There are, however, two special forms of sympatric speciation that are not only common in plants, but also give us our only cases of “speciation in action”: species actually forming during a human lifetime. One of them is called
allopolyploid speciation.
The curious thing about this form of speciation is that instead of beginning with isolated populations of the same species, it starts with the hybridization of two
different
species that live in the same area. And it usually requires that those two different species also have different numbers or types of chromosomes. Because of this difference, a hybrid between the species won’t undergo proper pairing of chromosomes when it tries to make pollen or ovules, and it will be sterile. However, if there was a way to double every chromosome in that hybrid, each chromosome would now have a pairing partner, and the doubled-chromosome hybrid would be fertile. And it would also be a new species, because while interfertile with other similar hybrids, it would be unable to interbreed with either of the original two parent species, for such a mating would yield sterile offspring with odd numbers of chromosomes. In fact, such “doubled-chromosome” allopolyploids occur with regularity, giving rise to new species.
40
Polyploid speciation doesn’t always require hybridization. A polyploid can arise simply by doubling all of the chromosomes of a single species—a process called
autopolyploidy.
This too results in a new species, for each autopolyploid is able to produce fertile hybrids when mating with other autopolyploids, but produces only sterile hybrids when mating with the original parental species.
41
To get either type of polyploid speciation, you need a rare event to occur in two successive generations: the formation and union of sperm and eggs with abnormally high numbers of chromosomes. Because of this, you might have thought that such speciation would be very rare indeed. But it isn’t. Given that a single plant can produce millions of eggs and pollen grains, an improbable event eventually becomes probable. Estimates vary, but in well-studied areas of the world it’s been estimated that as many as a quarter of all species of flowering plants were formed via polyploidy. The fraction of existing species that had a polyploidy event occurring
somewhere
in their ancestry, on the other hand, could be as high as 70 percent. This is obviously a common way that new plant species arise. What’s more, we find polyploid species in nearly all groups of plants (a notable exception is trees). And many plants used for food or decoration are polyploids or sterile hybrids that had a polyploid parent, including wheat, cotton, cabbage, chrysanthemums, and bananas.
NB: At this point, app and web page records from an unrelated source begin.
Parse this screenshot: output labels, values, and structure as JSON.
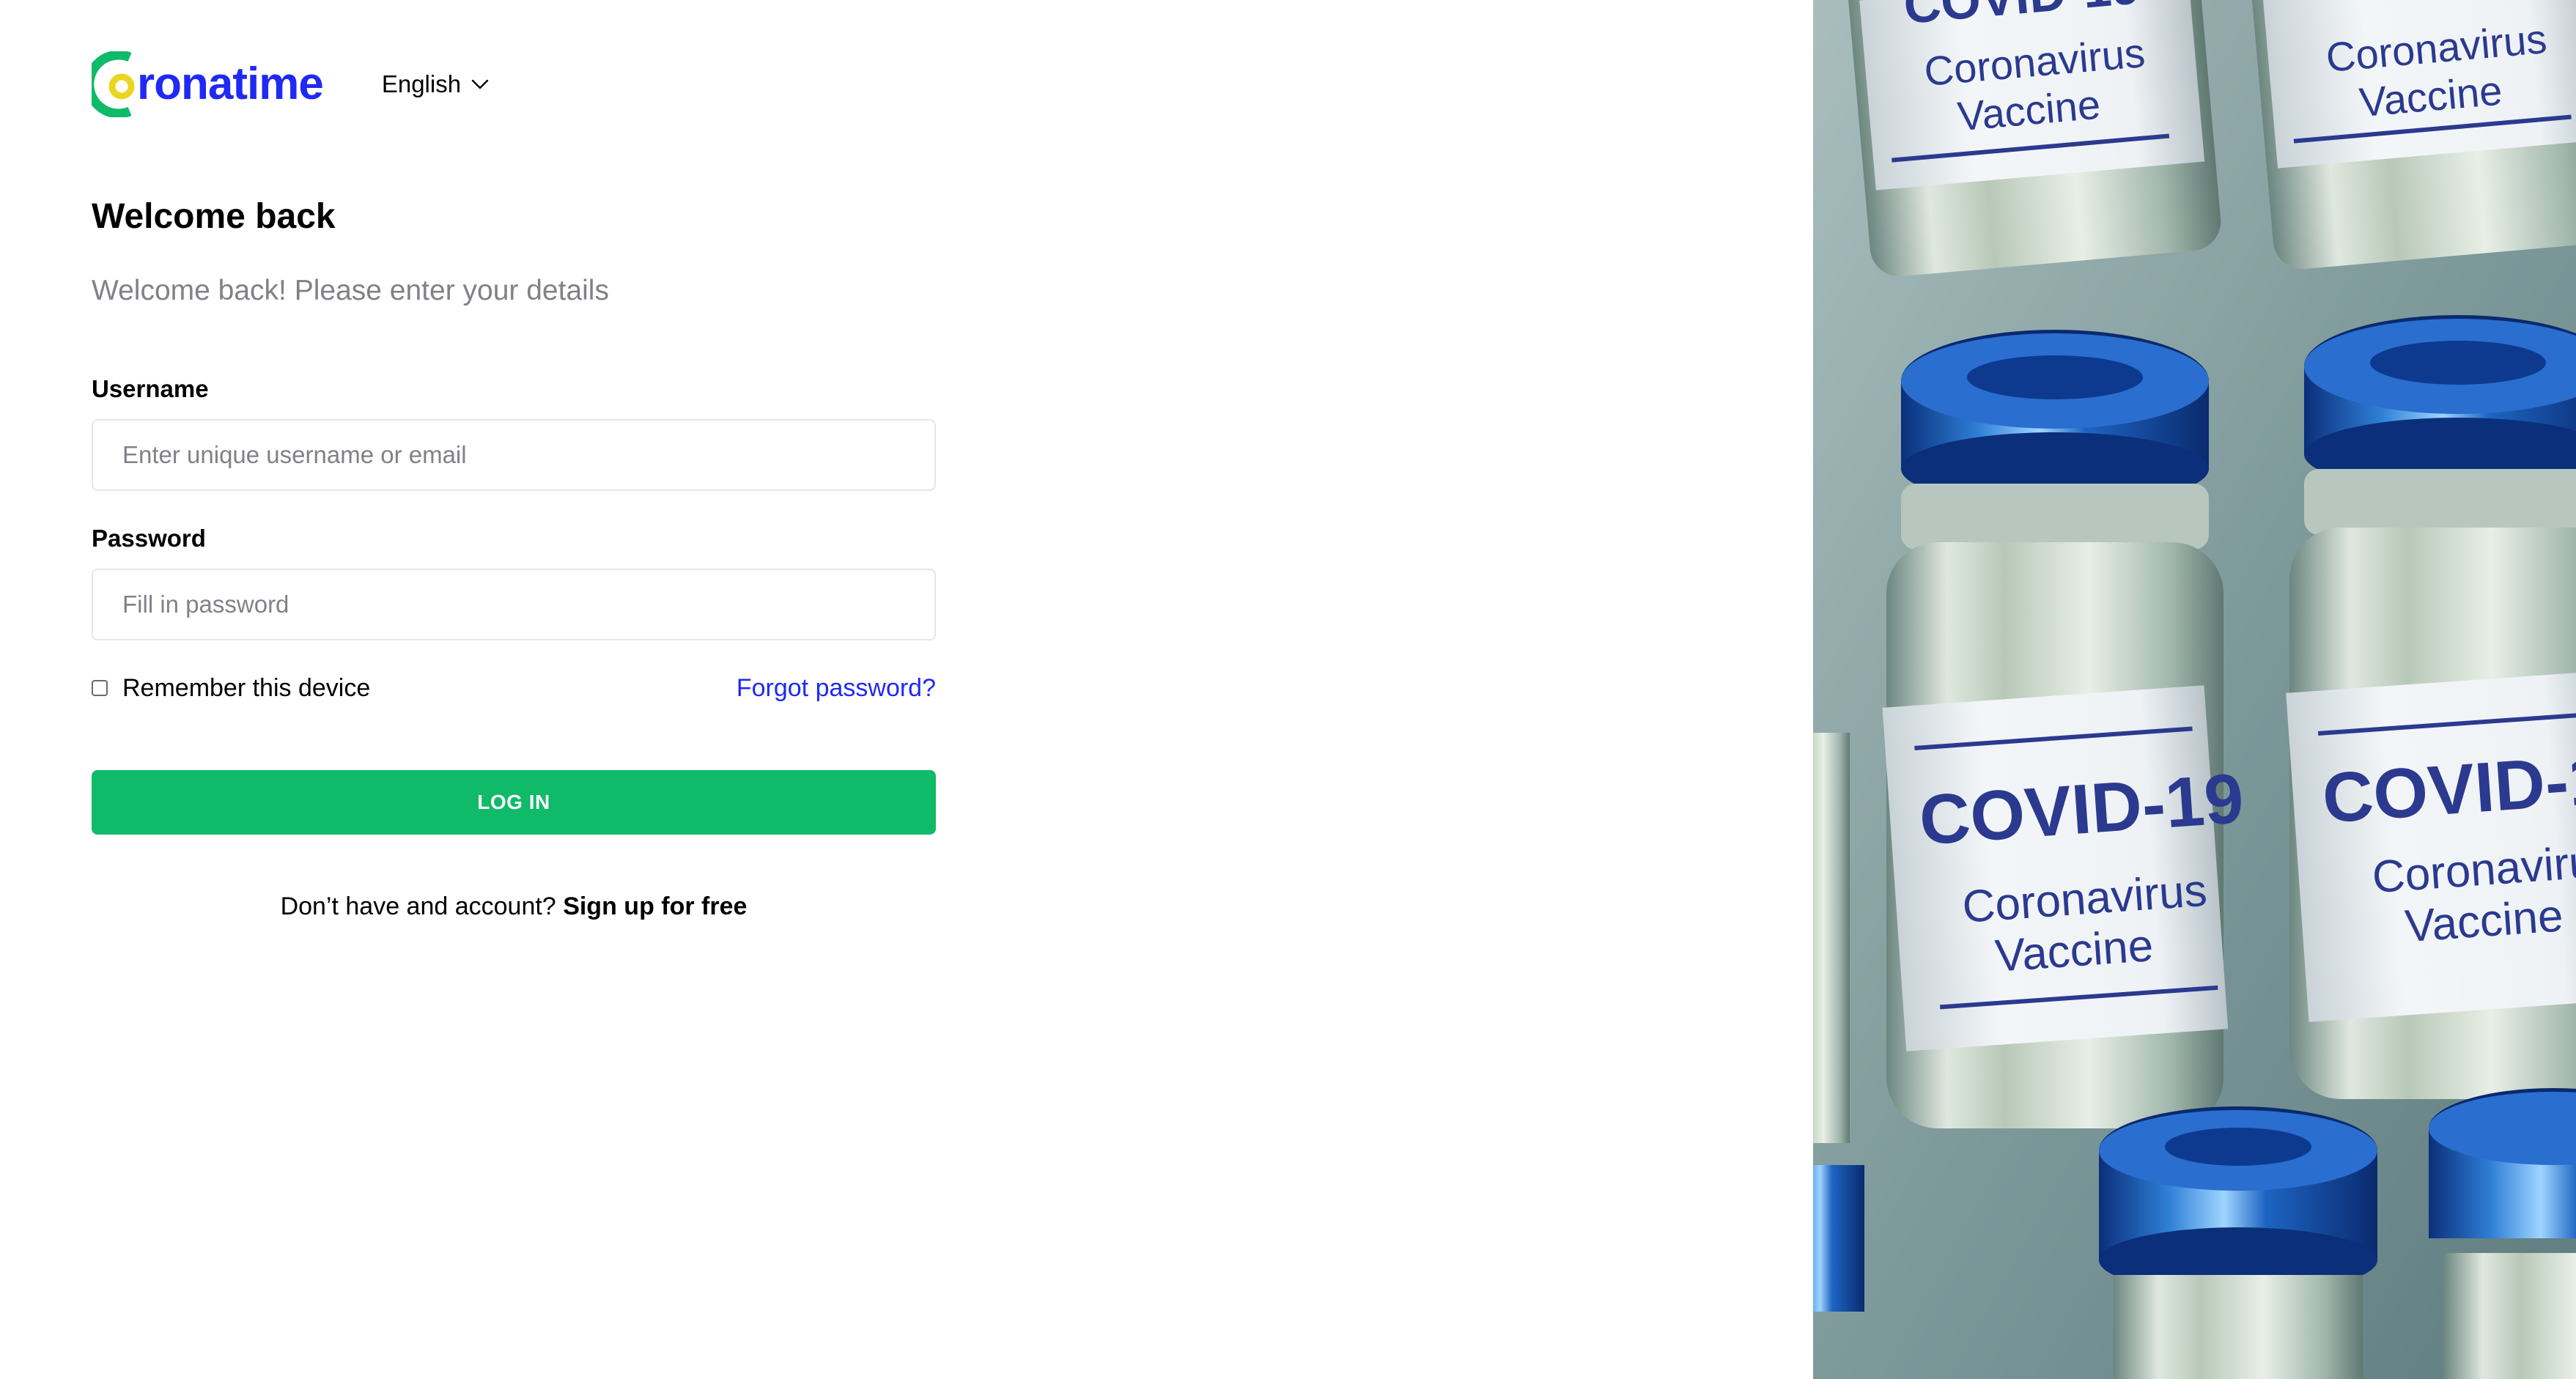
{
  "brand": {
    "name": "Coronatime",
    "logo_text": "ronatime",
    "color": "#2029F3"
  },
  "language": {
    "selected": "English"
  },
  "header": {
    "title": "Welcome back",
    "subtitle": "Welcome back! Please enter your details"
  },
  "form": {
    "username": {
      "label": "Username",
      "placeholder": "Enter unique username or email",
      "value": ""
    },
    "password": {
      "label": "Password",
      "placeholder": "Fill in password",
      "value": ""
    },
    "remember_label": "Remember this device",
    "remember_checked": false,
    "forgot_label": "Forgot password?",
    "submit_label": "LOG IN"
  },
  "signup": {
    "prompt": "Don’t have and account?",
    "link_label": "Sign up for free"
  },
  "image": {
    "vial_label_big": "COVID-19",
    "vial_label_line1": "Coronavirus",
    "vial_label_line2": "Vaccine"
  },
  "colors": {
    "accent_blue": "#2029F3",
    "primary_green": "#0FBA68",
    "logo_yellow": "#EAD621",
    "logo_green": "#0FBA68",
    "muted_text": "#808189"
  }
}
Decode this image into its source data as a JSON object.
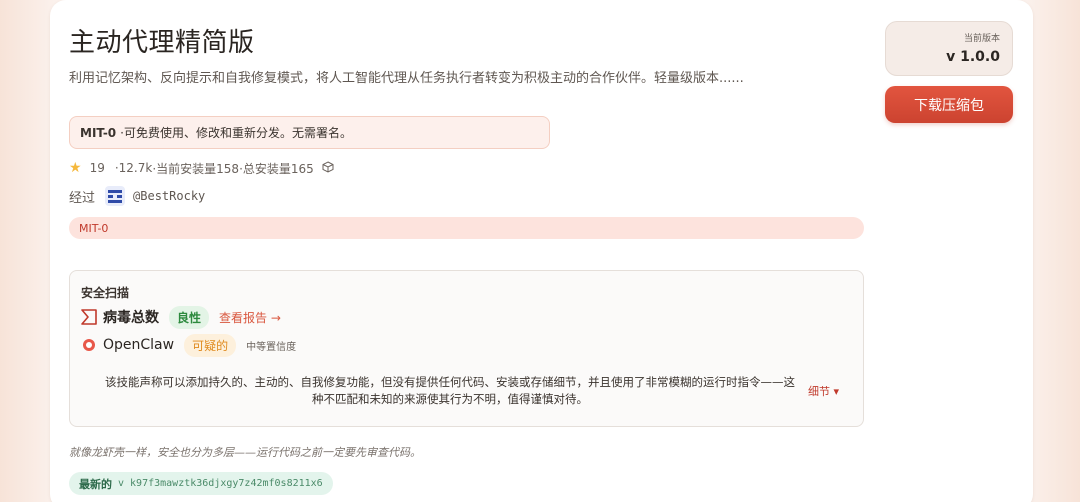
{
  "header": {
    "title": "主动代理精简版",
    "subtitle": "利用记忆架构、反向提示和自我修复模式，将人工智能代理从任务执行者转变为积极主动的合作伙伴。轻量级版本......"
  },
  "license": {
    "name": "MIT-0",
    "text": "·可免费使用、修改和重新分发。无需署名。"
  },
  "stats": {
    "stars": "19",
    "downloads": "·12.7k",
    "current_installs": "·当前安装量158",
    "total_installs": "·总安装量165"
  },
  "author": {
    "prefix": "经过",
    "handle": "@BestRocky"
  },
  "tag": "MIT-0",
  "security_scan": {
    "title": "安全扫描",
    "virustotal": {
      "name": "病毒总数",
      "verdict": "良性",
      "report_link": "查看报告 →"
    },
    "openclaw": {
      "name": "OpenClaw",
      "verdict": "可疑的",
      "confidence": "中等置信度"
    },
    "description": "该技能声称可以添加持久的、主动的、自我修复功能，但没有提供任何代码、安装或存储细节，并且使用了非常模糊的运行时指令——这种不匹配和未知的来源使其行为不明，值得谨慎对待。",
    "details_label": "细节 ▾"
  },
  "note": "就像龙虾壳一样，安全也分为多层——运行代码之前一定要先审查代码。",
  "latest": {
    "label": "最新的",
    "hash": "v k97f3mawztk36djxgy7z42mf0s8211x6"
  },
  "sidebar": {
    "version_label": "当前版本",
    "version": "v 1.0.0",
    "download_label": "下载压缩包"
  },
  "colors": {
    "accent": "#d9573f",
    "benign": "#2d8a3e",
    "suspicious": "#e08a1e"
  }
}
This is because humans recognized the hybrids in nature as having useful traits from both parental species, or they deliberately produced the polyploids to create desirable gene combinations. Two everyday examples from your kitchen show this. Many forms of wheat have six sets of chromosomes, arising from a complicated series of crosses, involving three different species, that were made by our ancestors. Commercial bananas are sterile hybrids between two wild species, having two sets of chromosomes from one species and one set from the other. Those black specks in the middle of your banana are, in fact, aborted plant ovules that don’t become seeds because their chromosomes can’t pair properly. Since banana plants are sterile, they must be propagated from cuttings.